Skype Works to Up Its Enterprise Appeal

Skype

Voice over IP service Skype is striving to make good on efforts to increase its prominence in the enterprise, thanks to several new partnerships with IP-based PBX businesses.

The VoIP firm today said it now supports Cisco’s Unified Communications 500 Series for Small Business telephone system — courtesy of Skype for SIP, a version of Skype that uses the Session Initiation Protocol common among IP-PBX and telephony vendors.

As a result, small and midsized businesses who use Cisco’s solution can now direct their outbound calls to mobiles and landlines using Skype for SIP, while also receiving inbound calls from Skype users. Skype calls are received using the partner company’s IP-PBX system and can be handled or directed in the same way as any other inbound caller.

The idea is that by leveraging Skype, companies can save money — making and receiving domestic and international calls at Skype’s lower rates — and can take advantage of communications features available through the popular service, it said.

“In today’s tough economy, executives of smart small and medium-sized companies realize that effective communications with customers, partners and employees are a key to helping them grow their business,” Stefan Oberg, vice president and general manager of Skype for Business, said in a statement. “By certifying Skype for SIP as interoperable with the Cisco Unified Communications 500 Series, we are providing a single offering that will help many SMBs around the globe save money, save time and stay ahead of the competition.&”

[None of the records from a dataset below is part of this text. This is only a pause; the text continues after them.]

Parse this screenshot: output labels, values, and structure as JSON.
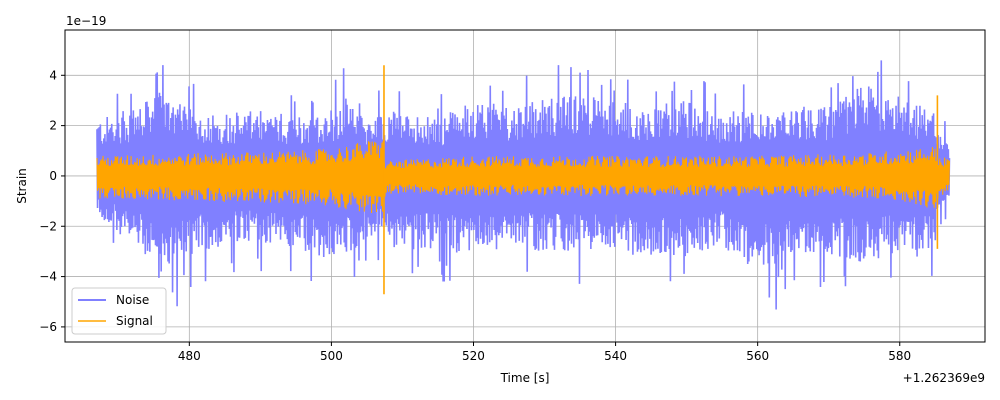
{
  "chart_data": {
    "type": "line",
    "xlabel": "Time [s]",
    "ylabel": "Strain",
    "y_exponent_label": "1e−19",
    "x_offset_label": "+1.262369e9",
    "xlim": [
      462.5,
      592.0
    ],
    "ylim": [
      -6.6,
      5.8
    ],
    "xticks": [
      480,
      500,
      520,
      540,
      560,
      580
    ],
    "xtick_labels": [
      "480",
      "500",
      "520",
      "540",
      "560",
      "580"
    ],
    "yticks": [
      -6,
      -4,
      -2,
      0,
      2,
      4
    ],
    "ytick_labels": [
      "−6",
      "−4",
      "−2",
      "0",
      "2",
      "4"
    ],
    "grid": true,
    "legend_position": "lower-left",
    "x_range_data": [
      467.0,
      587.0
    ],
    "series": [
      {
        "name": "Noise",
        "color": "#8080ff",
        "envelope_x": [
          467,
          470,
          473,
          476,
          480,
          485,
          490,
          495,
          500,
          503,
          505,
          507.3,
          507.6,
          510,
          515,
          520,
          525,
          530,
          535,
          540,
          545,
          550,
          555,
          560,
          562,
          563,
          565,
          570,
          575,
          580,
          583,
          585,
          587
        ],
        "envelope_upper": [
          3.2,
          3.6,
          4.0,
          4.8,
          3.8,
          3.6,
          3.7,
          3.5,
          3.8,
          4.8,
          3.5,
          3.5,
          3.9,
          3.6,
          3.3,
          4.3,
          4.0,
          4.4,
          4.7,
          4.2,
          4.0,
          4.3,
          3.6,
          4.0,
          3.2,
          3.5,
          4.0,
          4.0,
          5.2,
          4.8,
          4.0,
          3.6,
          1.6
        ],
        "envelope_lower": [
          -2.2,
          -3.4,
          -4.2,
          -6.1,
          -4.5,
          -4.0,
          -3.8,
          -4.3,
          -5.0,
          -4.3,
          -3.6,
          -3.3,
          -3.9,
          -4.3,
          -4.2,
          -4.5,
          -4.0,
          -4.3,
          -4.3,
          -4.3,
          -4.7,
          -4.6,
          -4.0,
          -5.6,
          -4.8,
          -5.9,
          -4.3,
          -4.5,
          -5.0,
          -4.3,
          -4.8,
          -3.8,
          -1.5
        ]
      },
      {
        "name": "Signal",
        "color": "#ffa500",
        "envelope_x": [
          467,
          480,
          495,
          500,
          505,
          507.3,
          507.6,
          520,
          540,
          560,
          575,
          582,
          585.2,
          585.5,
          587
        ],
        "envelope_upper": [
          0.8,
          0.9,
          1.0,
          1.1,
          1.4,
          1.5,
          0.6,
          0.8,
          0.8,
          0.8,
          0.9,
          1.1,
          1.2,
          0.8,
          0.7
        ],
        "envelope_lower": [
          -0.9,
          -1.0,
          -1.1,
          -1.2,
          -1.5,
          -1.8,
          -0.7,
          -0.8,
          -0.8,
          -0.8,
          -0.9,
          -1.1,
          -1.4,
          -0.9,
          -0.7
        ],
        "spikes": [
          {
            "x": 507.4,
            "max": 4.4,
            "min": -4.7
          },
          {
            "x": 585.3,
            "max": 3.2,
            "min": -2.9
          }
        ]
      }
    ]
  }
}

In March, Skype introduced the beta version of Skype for SIP. Among the first IP-PBX businesses to begin supporting Skype for SIP were ShoreTel and SIPfoundry, both of which recently began connecting their systems with the service.

The new developments come as Skype tries to lure more corporate users as part of its long-term strategy to double revenue by 2011.

Traditionally, IT staffers have been hesitant to formally adopt Skype, seeing it as a more consumer-oriented application — an attitude that the company is hoping to mitigate with the Skype for SIP service, which promises cost savings and features including group chat, free desktop video and voice-to-text.

Skype for SIP allows businesses that have a SIP-enabled PBX to receive and manage inbound calls from the more than 480 million registered Skype users worldwide at no additional cost to the Skype user.

In addition to low-cost calling, interoperability with Skype for SIP means a company can also receive inbound voice calls from Skype users via a click-to-call button on its Web site.

While ShoreTel signals the first IP-PBX unified communications (UC) OEM to sign up for the service, SIPfoundry’s sipXecs open source enterprise IP-PBX UC solution is Skype’s second open source partner. Skype for Asterisk (SfA), which combines the open source Asterisk VoIP PBX with the Skype network, became available in early September.

“By certifying sipXecs as interoperable with Skype for SIP, we continue to demonstrate our commitment to open source and standards like SIP and SIPconnect,” Skype’s Oberg said in a statement. “Furthermore, we are giving IT administrators the opportunity to leverage a very cost-effective solution, combining the low upfront cost of an open source IP-PBX with the low-cost global calling rates that Skype is known for.”

Skype for SIP’s ability to link to IP-PBXes could mean more market share for the company, considering that about 438,000 IP-PBXes were shipped worldwide in 2008, according to research firm IDC.

“Businesses have been waiting for Skype to make a concerted push into the business space for a while,” Rebecca Swensen, IDC’s enterprise mobility and IP communications analyst, said in a statement. “Connecting to existing standards-based SIP PBXes is a good way for Skype to start doing so. It will be interesting to see how large companies change their thinking about the deployment of Skype within the network.”

Meanwhile, Skype’s entreaties into the enterprise comes during a time of uncertainty for the company, as owner eBay (NASDAQ: EBAY) formalized a deal in early September to sell a majority stake in the unit to a group of private investors for $1.9 billion.

However, the sale sparked a lawsuit by Skype’s founders, who charged eBay and Skype’s buyers with copyright violations stemming from the peer-to-peer networking code that’s at the core of the Skype service.

Skype’s founders sold Skype to eBay in 2005 for $2.6 billion. Now, however, they claim eBay is breaching its licensing contract for the code by illegally sharing it through the sale.

Controversy has also touched on the VoIP firm’s push into the mobile sector. To avoid cannibalizing the core business of the Apple iPhone’s exclusive carrier, AT&T, the Skype for iPhone app has been limited to routing calls over Wi-Fi only — as opposed to AT&T’s 3G network.


Also, the FCC’s chairman this week proposed guidelines for Net neutrality that would prevent mobile companies from discriminating against content and data carried across wireless networks. Skype issued statements backing the stance, although wireless companies have long protested efforts at such regulation.